第49話

「―――エリス。ご苦労でした」とティムの頭上遥か上から声がした。低く深みのある声。しかしティムには女性の声に聞えた。

エリスは進み出て杖を抱きながら膝を付き頭を下げた。



「お二人がティム・ライムさん、アニー・コルトさんのお二人ですね。私がパストン公国の魔術師の塔の主人です。正に何もないところですが楽にしていただいて結構です」



 洞穴は白い花崗岩に覆われているが、竜がゆったりと寛いでいる所は透明度が高くそれが水晶であることが判った。魔法の光なのか、どこかからか取り入れられている自然光なのか。光が反射し瞬く様な明るさの中で白竜はゆっくりと首を下げて顎を岩につけて言葉を発した。間近で見れば鱗が細い白い毛に覆われている事が分かった。青い瞳が興味深げに自分を見ていることに気付く。



 ―――存在のレベルが違う。

 ティムは震え出した膝を何とか収めようとしながら思った。

 竜種はボードイン大陸最強の種族である。知能に優れ魔術を使い、人よりはるかに長い寿命を生きる。

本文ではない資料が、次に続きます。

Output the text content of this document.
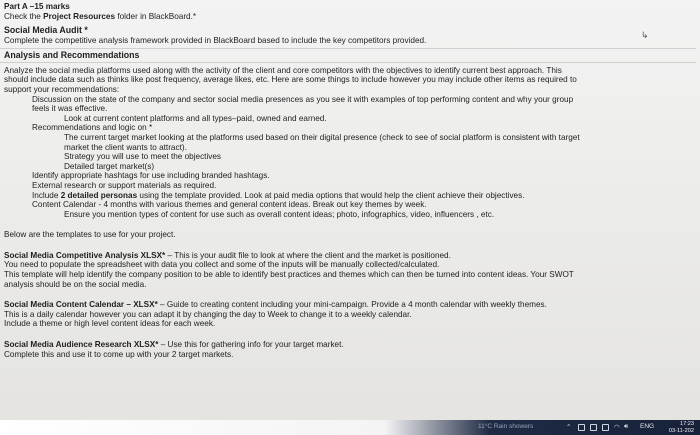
Part A –15 marks
Check the Project Resources folder in BlackBoard.*
Social Media Audit *
Complete the competitive analysis framework provided in BlackBoard based to include the key competitors provided.
Analysis and Recommendations
Analyze the social media platforms used along with the activity of the client and core competitors with the objectives to identify current best approach. This
should include data such as thinks like post frequency, average likes, etc. Here are some things to include however you may include other items as required to
support your recommendations:
• Discussion on the state of the company and sector social media presences as you see it with examples of top performing content and why your group
• feels it was effective.
• Look at current content platforms and all types–paid, owned and earned.
• Recommendations and logic on *
• The current target market looking at the platforms used based on their digital presence (check to see of social platform is consistent with target
• market the client wants to attract).
• Strategy you will use to meet the objectives
• Detailed target market(s)
• Identify appropriate hashtags for use including branded hashtags.
• External research or support materials as required.
• Include 2 detailed personas using the template provided. Look at paid media options that would help the client achieve their objectives.
• Content Calendar - 4 months with various themes and general content ideas. Break out key themes by week.
◦ Ensure you mention types of content for use such as overall content ideas; photo, infographics, video, influencers , etc.
Below are the templates to use for your project.
Social Media Competitive Analysis XLSX* – This is your audit file to look at where the client and the market is positioned.
You need to populate the spreadsheet with data you collect and some of the inputs will be manually collected/calculated.
This template will help identify the company position to be able to identify best practices and themes which can then be turned into content ideas. Your SWOT
analysis should be on the social media.
Social Media Content Calendar – XLSX* – Guide to creating content including your mini-campaign. Provide a 4 month calendar with weekly themes.
This is a daily calendar however you can adapt it by changing the day to Week to change it to a weekly calendar.
Include a theme or high level content ideas for each week.
Social Media Audience Research XLSX* – Use this for gathering info for your target market.
Complete this and use it to come up with your 2 target markets.
↳
11°C Rain showers	⌃	◠ 🔊︎ ENG	17:23
03-11-202
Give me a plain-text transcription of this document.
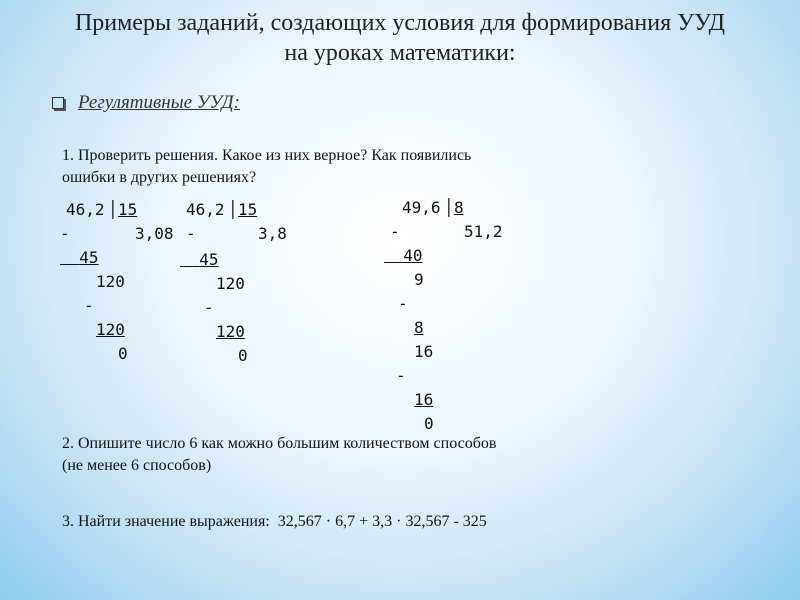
Примеры заданий, создающих условия для формирования УУД
на уроках математики:
Регулятивные УУД:
1. Проверить решения. Какое из них верное? Как появились
ошибки в других решениях?
46,2 │ 15
-	3,08
45
120
-
120
0
46,2 │ 15
-	3,8
45
120
-
120
0
49,6 │ 8
-	51,2
40
9
-
8
16
-
16
0
2. Опишите число 6 как можно большим количеством способов
(не менее 6 способов)
3. Найти значение выражения:  32,567 · 6,7 + 3,3 · 32,567 - 325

子供でもそう言ったものがいると知っているが実際に見たことがある人間はほとんどいない。



 冒険者が退治する竜は基本的には亜竜であり、真竜種は逆らおうとして逆らえる存在ではない。言ってみれば一頭でも一国に対峙できる存在とされている。

「さて、質問を先に受けましょう」と白竜は言った。



 ティムがエリスを見ると彼女は軽く顎を振って好きに聞けと促してきた。アニーは目を丸くして白竜を見上げるばかりだったので、仕方なしに震える体を支えるように両手で抱えながらティムは口を開いた。



「―――余りに突然の事に言葉もでませんが、真竜にお目に掛かれて光栄と感じています。ご存じの通り私がティム・ライム、こちらがアニー・コルトと言います。まさか魔術師の塔の頭に会うように言われて来てみれば竜種の方をご紹介頂くことになるとは思っておりませんでした」



 なんとか言い切り公王にするように両ひざを突き頭を下げた。

 そうして果たして竜に対する礼儀はこれで良かったものかとおかしく思った。

「丁寧なご挨拶まことに痛み入ります。エリスを責めないようにお願いをさせて頂きます。組織的な話、特に塔の主人が人ですらないという事は呪術的に禁じられています」



「元々はパストン公国で開発されつつあったある魔術が、隣国であるベゼリング帝国に情報流出し、尚且つそれがパストン公国領テムゼン市に使用されました。このこと自体はご存じでしょうか」



 思えばそれは一月ほど前の事だった。

自分がのんびりと封書を貴族や役所に届け奉るという仕事をしていた一人の役人に過ぎなかったことを思えば、なんと激動の時間だっただろう。



「勿論存じています。そして人の世の方々が誰がベゼリングに情報を届けたかという事で人探しをしていることも勿論わかっています」

「私も又、その内の一人なのですが、問題の技術書に携わった人間を捜査する事となりました。関連する人間を辿って調査をしています。今回問題となった魔術の開発者を押さえなくてはならないと塔に申し入れをしたのですが、改めてお目に掛かり無益な事を考えたと思い知りました」



「私がベゼリングに情報を漏らしたかどうかについて何も申し上げていませんが」

「お目に掛かった今となってはそれ自体が愚かな質問でした。何故なら真竜たるあなたがパストンに害を齎そうとするならば、こんな持って回ったことをする必要が無いのです」



 竜種が人間の情報を漏らすという想像自体が今となってはおかしいとすらいえる。真竜には遠隔で自分の声を伝えられる技能があると聞く。つまりは本気で漏洩しようと思えばいくらでもできるし、尚且つそんな事をしなくても、この存在にとってはパストン公国を滅ぼそうと思うのだったら、それはおそらくは可能な事の一つでしかないのだ。



 白竜は瞳を瞬かせてかすかに頷いたようだった。